Group of environmentalists led Manesse Holly (Holly Maness) from the University of California at Berkeley (USA) has found that it is not so by examining satellite images of Canadian forests over the past few seasons.
As the researchers note, in the last decade of forest in British Columbia and other provinces in Western Canada are subjected to massive attack by bark beetles Dendroctonus ponderosae. In normal circumstances these beetles act as orderlies forests, destroying the weak and diseased trees. However, in recent years the population has grown by over mild winters and dry summer months, as a result, began to destroy the bark beetles and healthy areas of the forest.
Manesse and her colleagues evaluated the effects of their "attacks" in the forests of Canada with images obtained climatic MODIS satellite from 2000 to 2010.
In particular, the researchers tracked the average temperature of the day and night over some areas of forests, measured amount of vapor, which is released into the atmosphere flora, as well as other factors analyzed. Next, the authors compared the data with how badly affected the forest from bark beetle attacks.
It was found that the highest temperatures during the day were observed in those parts of the forest, in which almost all of the trees were destroyed colonies Dendroctonus ponderosae.

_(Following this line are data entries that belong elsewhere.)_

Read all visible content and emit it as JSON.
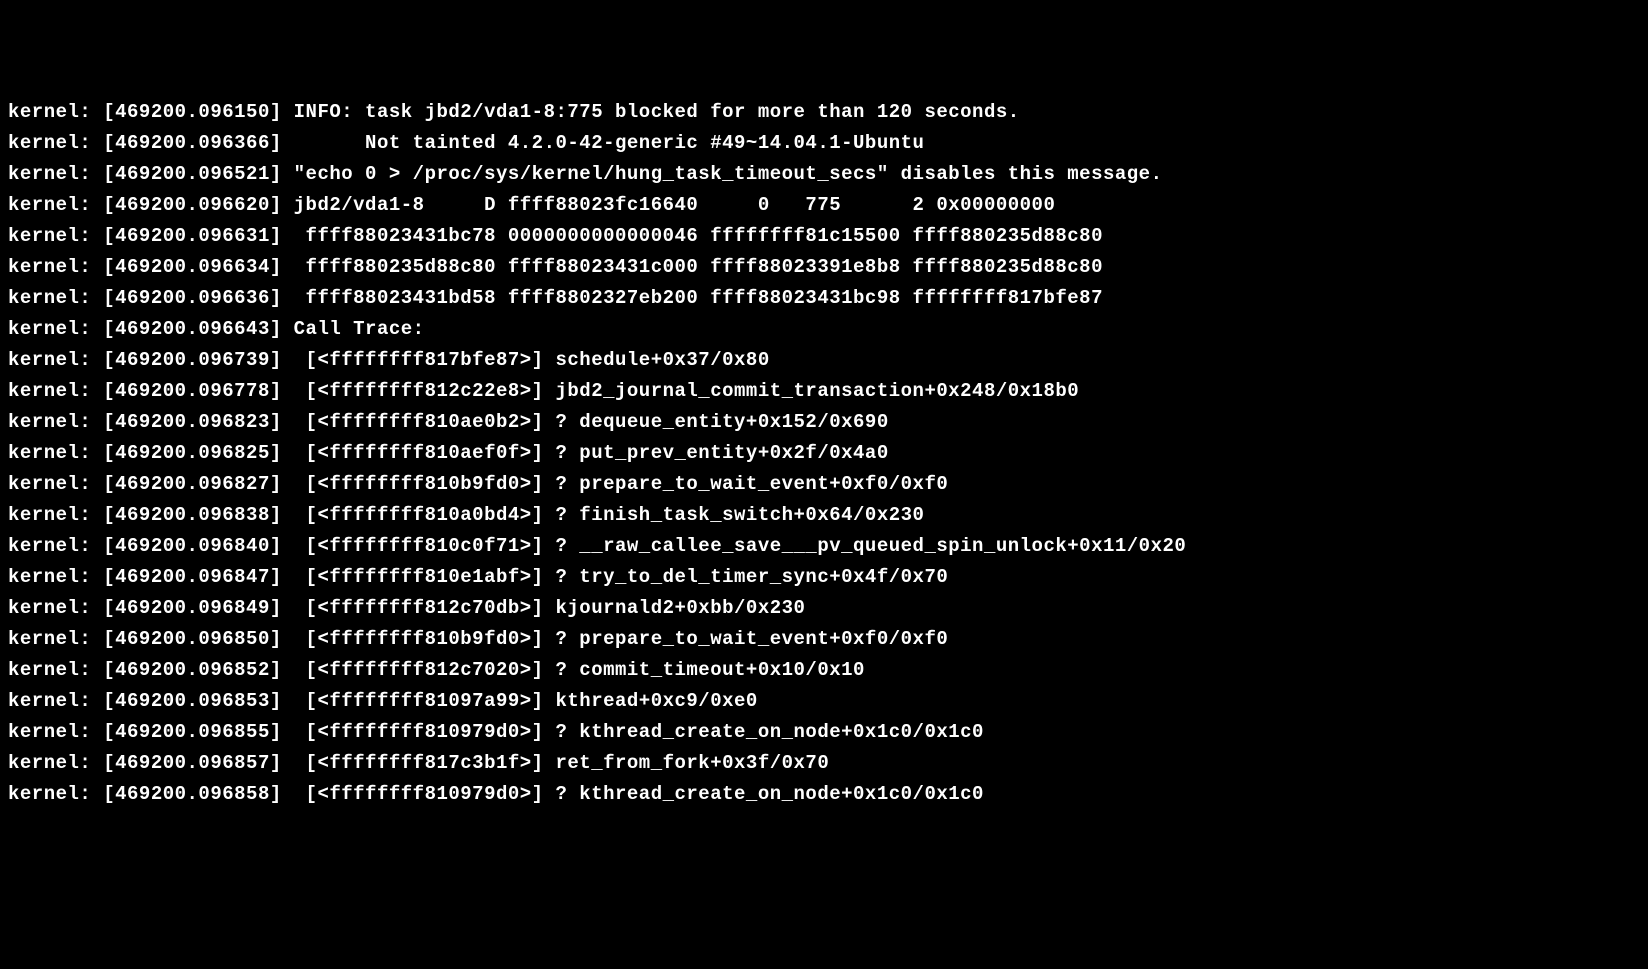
{
  "lines": [
    "kernel: [469200.096150] INFO: task jbd2/vda1-8:775 blocked for more than 120 seconds.",
    "kernel: [469200.096366]       Not tainted 4.2.0-42-generic #49~14.04.1-Ubuntu",
    "kernel: [469200.096521] \"echo 0 > /proc/sys/kernel/hung_task_timeout_secs\" disables this message.",
    "kernel: [469200.096620] jbd2/vda1-8     D ffff88023fc16640     0   775      2 0x00000000",
    "kernel: [469200.096631]  ffff88023431bc78 0000000000000046 ffffffff81c15500 ffff880235d88c80",
    "kernel: [469200.096634]  ffff880235d88c80 ffff88023431c000 ffff88023391e8b8 ffff880235d88c80",
    "kernel: [469200.096636]  ffff88023431bd58 ffff8802327eb200 ffff88023431bc98 ffffffff817bfe87",
    "kernel: [469200.096643] Call Trace:",
    "kernel: [469200.096739]  [<ffffffff817bfe87>] schedule+0x37/0x80",
    "kernel: [469200.096778]  [<ffffffff812c22e8>] jbd2_journal_commit_transaction+0x248/0x18b0",
    "kernel: [469200.096823]  [<ffffffff810ae0b2>] ? dequeue_entity+0x152/0x690",
    "kernel: [469200.096825]  [<ffffffff810aef0f>] ? put_prev_entity+0x2f/0x4a0",
    "kernel: [469200.096827]  [<ffffffff810b9fd0>] ? prepare_to_wait_event+0xf0/0xf0",
    "kernel: [469200.096838]  [<ffffffff810a0bd4>] ? finish_task_switch+0x64/0x230",
    "kernel: [469200.096840]  [<ffffffff810c0f71>] ? __raw_callee_save___pv_queued_spin_unlock+0x11/0x20",
    "kernel: [469200.096847]  [<ffffffff810e1abf>] ? try_to_del_timer_sync+0x4f/0x70",
    "kernel: [469200.096849]  [<ffffffff812c70db>] kjournald2+0xbb/0x230",
    "kernel: [469200.096850]  [<ffffffff810b9fd0>] ? prepare_to_wait_event+0xf0/0xf0",
    "kernel: [469200.096852]  [<ffffffff812c7020>] ? commit_timeout+0x10/0x10",
    "kernel: [469200.096853]  [<ffffffff81097a99>] kthread+0xc9/0xe0",
    "kernel: [469200.096855]  [<ffffffff810979d0>] ? kthread_create_on_node+0x1c0/0x1c0",
    "kernel: [469200.096857]  [<ffffffff817c3b1f>] ret_from_fork+0x3f/0x70",
    "kernel: [469200.096858]  [<ffffffff810979d0>] ? kthread_create_on_node+0x1c0/0x1c0"
  ]
}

Believed to environmentalists, the phenomenon can be explained by the fact that the forest "cool" soil, releasing water molecules in the atmosphere, and other volatile substances that absorb the solar energy and do not let the soil warm up. Dead trees destroyed by bark beetles, do not emit steam into the atmosphere, causing daytime temperatures rise.
According to calculations Manesse and her colleagues, the spread of bark beetles in the forests in western Canada led to a reduction of emissions by 19% steam, which increased heating of the soil by 8%. This resulted in an increase of average temperatures by one degree Celsius.
The authors believe that further expansion of the "epidemic" bark can lead to other negative consequences — changes in precipitation and wind direction. At the moment, these climate changes are unlikely, since the areas of forests, "captured" bark beetle, far enough apart from each other.